De door het EOB aangevoerde redenering hiervoor is dat zulke gedeeltes van de bescherming kunnen leiden tot twijfels over de beschermingsomvang, waardoor ze de conclusies indirect onduidelijk maken. Dit is natuurlijk in sommige gevallen wel zo. Tegelijkertijd kost het nauwkeurig langslopen van de beschrijving veel tijd. Ook is het lang niet altijd zo zwart/wit. Soms kan er namelijk best getwist worden over of een voorbeeld tot onduidelijkheid leidt. Dit kan ook leiden tot onwenselijke situaties, waarbij om redenen van efficiëntie misschien teveel wordt verwijderd en de beschermingsomvang onbedoeld en onnodig wordt beperkt.

Digitalisering

Ook de digitalisering van allerlei processen bij het EOB is al langer gaande. Door de huidige omstandigheden is deze ontwikkeling wel duidelijk in een stroomversnelling beland. Dit is op allerlei plekken in de Guidelines te merken.

In hoofdstuk A-VIII, 2.5 staat nu expliciet dat nieuwe documenten tijdens telefonisch overleg of zittingen (die in deze tijd vrijwel allemaal via Skype of Zoom plaatsvinden) per e-mail ingediend mogen worden.

Hoofdstuk C-VII 2, dat gaat over overleg tussen de onderzoeker van het EOB en de gemachtigde tijdens de procedure, is voor een groot deel herschreven. Het beschrijft nu dat video-conferencing ook gebruikt mag worden.. Ook valt op te maken uit dit hoofdstuk dat het EOB dit soort overleg wil stimuleren, ook in gevallen bijvoorbeeld waar er onduidelijkheid is over de schriftelijke communicatie.

Opvallend is dat expliciet is opgenomen in hoofdstuk D-VI, 3.2 dat, mits beide partijen hiermee akkoord gaan, oppositiezittingen per video-conferencing kunnen plaatsvinden. Op dit moment is het zo dat alle oppositiezittingen tot ten minste september 2021 via video-conferencing plaatsvinden. En dat ongeacht wat de partijen vinden (een beslissing die niet overal even populair was). Maar deze aanpassing duidt erop dat het EOB de mogelijkheid wil blijven aanbieden, ook wanneer dit vanwege de omstandigheden niet meer nodig is.

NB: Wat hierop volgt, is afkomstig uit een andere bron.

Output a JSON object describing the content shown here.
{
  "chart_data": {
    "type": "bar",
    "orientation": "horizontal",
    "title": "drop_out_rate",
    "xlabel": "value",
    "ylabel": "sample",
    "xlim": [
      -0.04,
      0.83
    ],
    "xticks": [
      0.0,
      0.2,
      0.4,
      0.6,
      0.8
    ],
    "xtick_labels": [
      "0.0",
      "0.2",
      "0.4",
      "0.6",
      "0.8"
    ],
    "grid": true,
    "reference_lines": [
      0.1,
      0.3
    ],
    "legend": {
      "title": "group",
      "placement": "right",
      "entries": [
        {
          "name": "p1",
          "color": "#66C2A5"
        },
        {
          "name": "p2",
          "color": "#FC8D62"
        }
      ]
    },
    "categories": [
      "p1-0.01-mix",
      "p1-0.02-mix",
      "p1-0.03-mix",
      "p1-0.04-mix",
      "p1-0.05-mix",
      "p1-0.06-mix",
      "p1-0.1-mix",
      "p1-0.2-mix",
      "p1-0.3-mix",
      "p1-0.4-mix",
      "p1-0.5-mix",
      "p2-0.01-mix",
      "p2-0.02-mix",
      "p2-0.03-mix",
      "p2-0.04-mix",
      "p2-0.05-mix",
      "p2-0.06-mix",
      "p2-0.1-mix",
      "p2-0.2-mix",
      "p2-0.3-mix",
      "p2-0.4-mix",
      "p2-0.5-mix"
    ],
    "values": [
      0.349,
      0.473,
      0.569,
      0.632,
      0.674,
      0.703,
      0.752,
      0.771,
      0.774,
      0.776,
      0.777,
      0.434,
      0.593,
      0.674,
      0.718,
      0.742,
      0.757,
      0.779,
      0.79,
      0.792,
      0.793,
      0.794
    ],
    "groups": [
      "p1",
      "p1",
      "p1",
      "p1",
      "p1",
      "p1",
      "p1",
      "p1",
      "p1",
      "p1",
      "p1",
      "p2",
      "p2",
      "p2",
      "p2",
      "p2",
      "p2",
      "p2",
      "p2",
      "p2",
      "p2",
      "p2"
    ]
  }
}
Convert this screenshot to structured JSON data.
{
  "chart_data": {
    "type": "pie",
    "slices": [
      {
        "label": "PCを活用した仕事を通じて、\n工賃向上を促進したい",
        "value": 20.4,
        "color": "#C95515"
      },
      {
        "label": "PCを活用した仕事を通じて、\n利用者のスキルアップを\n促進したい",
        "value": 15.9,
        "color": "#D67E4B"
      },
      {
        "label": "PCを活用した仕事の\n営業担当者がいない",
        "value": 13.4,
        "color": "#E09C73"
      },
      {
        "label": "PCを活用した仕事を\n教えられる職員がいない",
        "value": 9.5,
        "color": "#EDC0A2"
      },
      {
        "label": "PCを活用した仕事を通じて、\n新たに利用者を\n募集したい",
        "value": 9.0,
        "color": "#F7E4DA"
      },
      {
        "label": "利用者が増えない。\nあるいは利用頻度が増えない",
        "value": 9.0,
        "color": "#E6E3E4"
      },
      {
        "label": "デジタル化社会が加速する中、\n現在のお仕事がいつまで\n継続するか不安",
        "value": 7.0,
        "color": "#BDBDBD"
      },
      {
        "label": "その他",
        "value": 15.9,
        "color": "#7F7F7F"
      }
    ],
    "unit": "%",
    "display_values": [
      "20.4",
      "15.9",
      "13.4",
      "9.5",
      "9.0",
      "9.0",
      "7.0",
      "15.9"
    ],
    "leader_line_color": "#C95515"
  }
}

Ten slotte is in het algemene hoofdstuk over ‘Oral Proceedings’, E-III, van alles toegevoegd en uitgewerkt over de praktische kanten van video-zittingen. Hier valt ook een verschuiving op: pre-Corona kon een zitting meestal wel via video-conferencing op verzoek, maar was een fysieke zitting nog steeds de standaard. In E-III, 1 staat nu dat ook in de toekomst (dus ook na Corona) een zitting bij het EOB het uitzonderingsgeval zal worden en dat een aanvrager goede redenen moet hebben (dus niet ‘non-availability of video-conferencing equipment’) om langs te mogen komen op het kantoor van het EOB.

Genderneutraal

In eerdere versies van de Guidelines was ‘the applicant’ altijd een ‘he’. In de meest recente editie is gekozen voor een gender-neutralere formulering. Een gender-neutraal voornaamwoord gebruiken was waarschijnlijk een brug te ver (en potentieel ingewikkeld omdat er ook altijd parallelle versies bestaan in het Frans en Duits). De oplossing? De Guidelines hebben het nu consequent over ‘the applicants’, meervoud, zodat het ‘gewone’ meervoudige they kan worden gebruikt. Ook is het woord ‘chairman’ veranderd in ‘chair’.

Voor de inhoudelijke behandeling van aanvragen heeft deze wijziging natuurlijk geen consequenties. Maar het is, naast de digitalisering, nog een teken dat het EOB mee wil gaan met de tijd. Het regelmatig bijwerken va de Guidelines is hierin nuttig middel en wij houden het allemaal natuurlijk scherp voor u in de gaten.